I think the best thing to do is that the user configures the default font size in their browser, the author uses it as the body text size, and scales headings relative to it (e.g. 200% for <h1>). It looks like the author did well here, setting "--bs-body-font-size: 1rem;" instead of something like 16px or 12pt.


It's funny. A few years ago I gave a short talk/lesson at my workplace on the mathematics behind ECDSA and coded a visualization of the procedure very similar to this. An interesting fact about the finite field curve is that, because the plane loops around on both axes, given an addition A + B = C, there's many straight lines that pass through A, B, and -C. When animating the line to find the sum, I had to optimize the path taken to not fill the screen with lines, because the most straightforward line has a slope comparable to the height of the screen (i.e. it's nearly vertical), so rendering it is almost equivalent to a rectangle fill.


There’s an interesting (to me) implementation detail in the A+B=-C lines on this page.

It's possible to show the true lines with the toy curve, but the X25519 animation at the top of the page is a cheat: it uses the correct slope IIRC, draws the dot following that slope for five wraparounds, but then cheats and jumps to the needed height and does only the last line to its destination.

If I'd done the actual number of wraparounds used in a typical X25519 point addition it'd be like TV snow, or would take hours!


An important point to note, that is not very obvious from the text, is that it is (very, very) difficult to retrieve ka from A=ka.P and kb from B=kb.P. For an attacker who has A and B, it's close to impossible to recover P and ka.kb.P


Isn't P always the same? Or is it shared before the exchange?

Edit: just looked it up and the base point for curve25519 is x=9 so no point in recovering it.


In modern curves P is set in stone head of time.

In the early days of EC you were able to pick a custom base point, and then it was found that this could leak information in various ways. It’s not allowed in modern curves or implementations.


Sorry, I wrote that comment too quickly. It is close to impossible to recover ka, kb and ka.kb.P, even given A=ka.P, B=kb.P and P.


Previous discussion from last year: https://news.ycombinator.com/item?id=31769059


Nice!

One thing I think this doesn’t explain or mention is that, if you draw a line between two of those points derived from the finite field and find the curve intersection, then negate the point's y-value, the resulting point also is a point derived from the finite field.

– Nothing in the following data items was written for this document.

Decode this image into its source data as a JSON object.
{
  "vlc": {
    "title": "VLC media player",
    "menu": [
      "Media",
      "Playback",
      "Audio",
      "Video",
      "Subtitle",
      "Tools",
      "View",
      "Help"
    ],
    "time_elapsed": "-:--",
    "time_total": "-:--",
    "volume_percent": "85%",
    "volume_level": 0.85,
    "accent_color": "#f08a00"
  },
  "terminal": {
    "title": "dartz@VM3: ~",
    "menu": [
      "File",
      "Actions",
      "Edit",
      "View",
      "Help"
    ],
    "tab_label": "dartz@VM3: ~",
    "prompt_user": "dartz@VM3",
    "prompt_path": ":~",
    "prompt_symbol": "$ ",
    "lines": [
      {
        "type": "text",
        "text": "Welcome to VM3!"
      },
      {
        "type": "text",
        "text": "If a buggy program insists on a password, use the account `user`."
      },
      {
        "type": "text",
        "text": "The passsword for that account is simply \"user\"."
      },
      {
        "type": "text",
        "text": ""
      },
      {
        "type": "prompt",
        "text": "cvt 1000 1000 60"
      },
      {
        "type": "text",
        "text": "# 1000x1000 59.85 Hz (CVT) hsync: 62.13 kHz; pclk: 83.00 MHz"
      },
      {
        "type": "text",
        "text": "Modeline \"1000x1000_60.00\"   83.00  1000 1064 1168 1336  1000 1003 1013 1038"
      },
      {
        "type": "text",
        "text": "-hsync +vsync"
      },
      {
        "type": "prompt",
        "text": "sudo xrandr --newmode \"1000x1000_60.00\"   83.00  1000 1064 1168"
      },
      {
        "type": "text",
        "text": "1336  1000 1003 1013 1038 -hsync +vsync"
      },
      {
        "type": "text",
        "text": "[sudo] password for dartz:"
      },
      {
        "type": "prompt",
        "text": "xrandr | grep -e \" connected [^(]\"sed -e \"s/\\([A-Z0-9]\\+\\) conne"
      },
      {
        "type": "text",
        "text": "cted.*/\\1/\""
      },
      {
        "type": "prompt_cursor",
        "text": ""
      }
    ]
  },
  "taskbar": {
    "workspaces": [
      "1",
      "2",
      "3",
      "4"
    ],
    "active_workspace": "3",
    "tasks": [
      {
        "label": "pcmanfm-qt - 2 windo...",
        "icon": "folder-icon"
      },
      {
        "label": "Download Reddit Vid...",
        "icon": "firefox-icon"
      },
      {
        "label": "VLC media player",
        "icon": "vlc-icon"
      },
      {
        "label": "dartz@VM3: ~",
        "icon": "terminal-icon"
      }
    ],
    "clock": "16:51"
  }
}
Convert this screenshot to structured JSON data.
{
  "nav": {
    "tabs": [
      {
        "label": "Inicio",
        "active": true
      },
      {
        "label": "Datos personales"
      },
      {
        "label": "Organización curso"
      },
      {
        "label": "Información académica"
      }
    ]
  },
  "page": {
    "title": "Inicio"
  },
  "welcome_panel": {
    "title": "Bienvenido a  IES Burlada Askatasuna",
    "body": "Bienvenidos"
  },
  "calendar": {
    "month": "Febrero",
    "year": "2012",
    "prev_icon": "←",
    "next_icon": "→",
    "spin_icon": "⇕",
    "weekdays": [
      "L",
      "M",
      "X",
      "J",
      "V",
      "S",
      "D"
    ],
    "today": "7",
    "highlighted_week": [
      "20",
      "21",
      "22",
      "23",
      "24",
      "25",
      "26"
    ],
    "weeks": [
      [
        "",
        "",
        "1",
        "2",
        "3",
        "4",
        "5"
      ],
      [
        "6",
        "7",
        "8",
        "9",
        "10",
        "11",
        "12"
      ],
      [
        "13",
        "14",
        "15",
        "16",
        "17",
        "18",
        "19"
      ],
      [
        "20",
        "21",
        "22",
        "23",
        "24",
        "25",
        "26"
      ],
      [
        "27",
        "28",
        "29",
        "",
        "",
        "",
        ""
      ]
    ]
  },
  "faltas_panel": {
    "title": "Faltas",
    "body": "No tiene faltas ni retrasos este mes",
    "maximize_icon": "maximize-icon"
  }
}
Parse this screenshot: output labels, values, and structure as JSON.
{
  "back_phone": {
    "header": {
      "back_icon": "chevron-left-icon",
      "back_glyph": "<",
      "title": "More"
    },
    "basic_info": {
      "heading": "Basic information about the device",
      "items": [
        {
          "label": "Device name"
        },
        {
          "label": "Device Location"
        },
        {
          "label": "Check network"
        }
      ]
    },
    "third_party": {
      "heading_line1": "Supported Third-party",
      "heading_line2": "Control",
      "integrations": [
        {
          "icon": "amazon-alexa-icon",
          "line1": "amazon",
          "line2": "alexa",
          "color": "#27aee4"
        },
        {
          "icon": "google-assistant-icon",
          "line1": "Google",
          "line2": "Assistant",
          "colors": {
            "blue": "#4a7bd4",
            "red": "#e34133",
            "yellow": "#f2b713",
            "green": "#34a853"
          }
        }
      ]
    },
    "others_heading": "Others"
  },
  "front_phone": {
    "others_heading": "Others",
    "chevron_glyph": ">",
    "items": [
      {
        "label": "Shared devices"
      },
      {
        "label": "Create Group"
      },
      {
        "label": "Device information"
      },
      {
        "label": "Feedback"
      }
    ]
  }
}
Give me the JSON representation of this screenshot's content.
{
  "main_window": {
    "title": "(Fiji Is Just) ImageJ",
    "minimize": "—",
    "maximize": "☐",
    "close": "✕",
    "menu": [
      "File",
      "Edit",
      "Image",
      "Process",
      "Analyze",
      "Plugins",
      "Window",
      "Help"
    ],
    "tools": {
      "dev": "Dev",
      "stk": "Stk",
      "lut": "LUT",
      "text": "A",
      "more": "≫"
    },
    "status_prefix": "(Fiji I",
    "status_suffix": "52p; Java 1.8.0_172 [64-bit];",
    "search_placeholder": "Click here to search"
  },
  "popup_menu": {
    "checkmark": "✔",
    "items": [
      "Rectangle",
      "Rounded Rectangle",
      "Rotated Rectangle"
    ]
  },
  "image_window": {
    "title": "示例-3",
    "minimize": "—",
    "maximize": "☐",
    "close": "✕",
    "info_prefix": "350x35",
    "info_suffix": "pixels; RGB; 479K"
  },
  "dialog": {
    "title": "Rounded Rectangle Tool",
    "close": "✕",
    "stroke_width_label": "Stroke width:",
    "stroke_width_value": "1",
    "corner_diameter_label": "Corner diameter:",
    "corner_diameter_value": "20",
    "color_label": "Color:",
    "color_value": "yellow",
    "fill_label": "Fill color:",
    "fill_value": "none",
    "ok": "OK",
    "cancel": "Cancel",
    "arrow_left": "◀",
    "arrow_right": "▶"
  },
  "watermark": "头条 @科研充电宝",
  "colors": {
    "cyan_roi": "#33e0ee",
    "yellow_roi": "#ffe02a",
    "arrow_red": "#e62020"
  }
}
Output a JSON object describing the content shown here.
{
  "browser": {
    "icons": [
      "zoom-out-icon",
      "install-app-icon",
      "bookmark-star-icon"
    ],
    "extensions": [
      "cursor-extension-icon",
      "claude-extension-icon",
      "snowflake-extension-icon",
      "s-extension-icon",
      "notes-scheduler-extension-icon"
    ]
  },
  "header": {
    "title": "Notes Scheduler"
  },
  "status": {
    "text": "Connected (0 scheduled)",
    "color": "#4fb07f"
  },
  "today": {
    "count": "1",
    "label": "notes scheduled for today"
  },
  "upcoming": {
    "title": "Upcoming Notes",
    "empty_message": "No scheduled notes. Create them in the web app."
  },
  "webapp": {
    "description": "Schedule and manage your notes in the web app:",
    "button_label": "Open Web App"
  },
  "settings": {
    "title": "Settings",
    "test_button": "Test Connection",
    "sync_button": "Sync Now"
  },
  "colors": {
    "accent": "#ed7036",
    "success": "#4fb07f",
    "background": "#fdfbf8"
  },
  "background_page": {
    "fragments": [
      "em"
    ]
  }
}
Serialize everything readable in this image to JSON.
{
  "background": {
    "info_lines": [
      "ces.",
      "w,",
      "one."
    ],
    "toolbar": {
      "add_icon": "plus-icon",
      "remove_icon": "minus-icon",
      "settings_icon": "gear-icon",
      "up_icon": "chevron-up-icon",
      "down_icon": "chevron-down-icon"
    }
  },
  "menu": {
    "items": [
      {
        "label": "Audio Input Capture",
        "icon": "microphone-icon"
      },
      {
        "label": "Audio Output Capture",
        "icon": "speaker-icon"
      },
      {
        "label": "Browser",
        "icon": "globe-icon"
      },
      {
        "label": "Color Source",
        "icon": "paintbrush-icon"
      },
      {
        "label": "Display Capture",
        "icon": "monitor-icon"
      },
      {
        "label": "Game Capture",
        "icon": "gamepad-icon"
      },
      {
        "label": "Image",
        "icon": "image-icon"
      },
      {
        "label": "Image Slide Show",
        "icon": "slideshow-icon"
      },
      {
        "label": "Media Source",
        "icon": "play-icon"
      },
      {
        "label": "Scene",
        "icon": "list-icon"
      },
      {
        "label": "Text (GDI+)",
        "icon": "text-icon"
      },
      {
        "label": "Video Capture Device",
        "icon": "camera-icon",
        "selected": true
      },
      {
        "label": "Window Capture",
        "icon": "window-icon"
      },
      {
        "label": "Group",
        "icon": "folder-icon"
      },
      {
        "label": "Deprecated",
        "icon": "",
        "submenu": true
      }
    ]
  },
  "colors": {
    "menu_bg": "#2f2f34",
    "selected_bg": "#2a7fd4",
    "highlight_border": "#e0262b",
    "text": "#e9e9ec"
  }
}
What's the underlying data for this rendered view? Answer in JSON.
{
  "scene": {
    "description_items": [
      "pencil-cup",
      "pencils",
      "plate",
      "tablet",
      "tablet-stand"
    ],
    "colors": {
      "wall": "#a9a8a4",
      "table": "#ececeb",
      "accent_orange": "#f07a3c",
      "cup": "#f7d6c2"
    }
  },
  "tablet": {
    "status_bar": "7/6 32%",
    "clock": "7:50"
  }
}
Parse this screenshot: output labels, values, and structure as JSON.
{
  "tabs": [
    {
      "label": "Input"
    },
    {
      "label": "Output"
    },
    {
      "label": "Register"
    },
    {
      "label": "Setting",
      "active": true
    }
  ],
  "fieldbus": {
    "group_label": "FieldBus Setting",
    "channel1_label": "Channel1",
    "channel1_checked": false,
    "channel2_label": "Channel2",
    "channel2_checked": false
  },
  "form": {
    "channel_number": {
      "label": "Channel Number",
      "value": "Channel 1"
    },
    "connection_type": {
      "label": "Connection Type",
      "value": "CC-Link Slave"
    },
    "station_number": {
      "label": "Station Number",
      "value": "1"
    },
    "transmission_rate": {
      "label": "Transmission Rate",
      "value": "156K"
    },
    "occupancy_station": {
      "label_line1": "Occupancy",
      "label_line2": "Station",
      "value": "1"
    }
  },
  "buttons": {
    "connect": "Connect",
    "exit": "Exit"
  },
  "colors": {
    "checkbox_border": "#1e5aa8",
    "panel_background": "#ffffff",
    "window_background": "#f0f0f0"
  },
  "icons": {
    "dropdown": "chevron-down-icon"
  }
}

The computation of λ involves a division, so it isn’t obvious to me that x3 is an integer.


This was quite lovely. Cryptography was something I missed in my mathematics education (well, I did cover RSA) and this gave me the gist of what all these elliptic curves are about!


amazing work, so readble and fun to watch the animation woth clear text explanation.

even for a short attention person like me, thr author got me hooked


given a curve, how do you find the corresponding finite field? The article seems to pull it out of thin air (?)


The details of the curve, the finite field, and point P are chosen ahead of time (at least with modern curves… you used to be able to choose a custom P and it led to security flaws). When we refer to something like “X25519” or “NIST P256” it means the combined set of all three things.

In TLS terms the client connects and says “is X25519 good? I can also do these other curves” and the server either agrees or chooses another curve in its response.


I’ve just reread my reply and could have been clearer: the curve, finite field, and base point are chosen ahead of time _by the standards body_. When two endpoints agree to use e.g. the NIST P-256 curve, then they are agreeing on the curve equation, the finite field, and the base point, all together as a set of items.


No worries your initial response was clear to me. My question was under the assumption that you couldn’t mathematically pick an arbitrary pair of curve and finite field, but I guess any choice is fine as long as the parties agree ahead of time.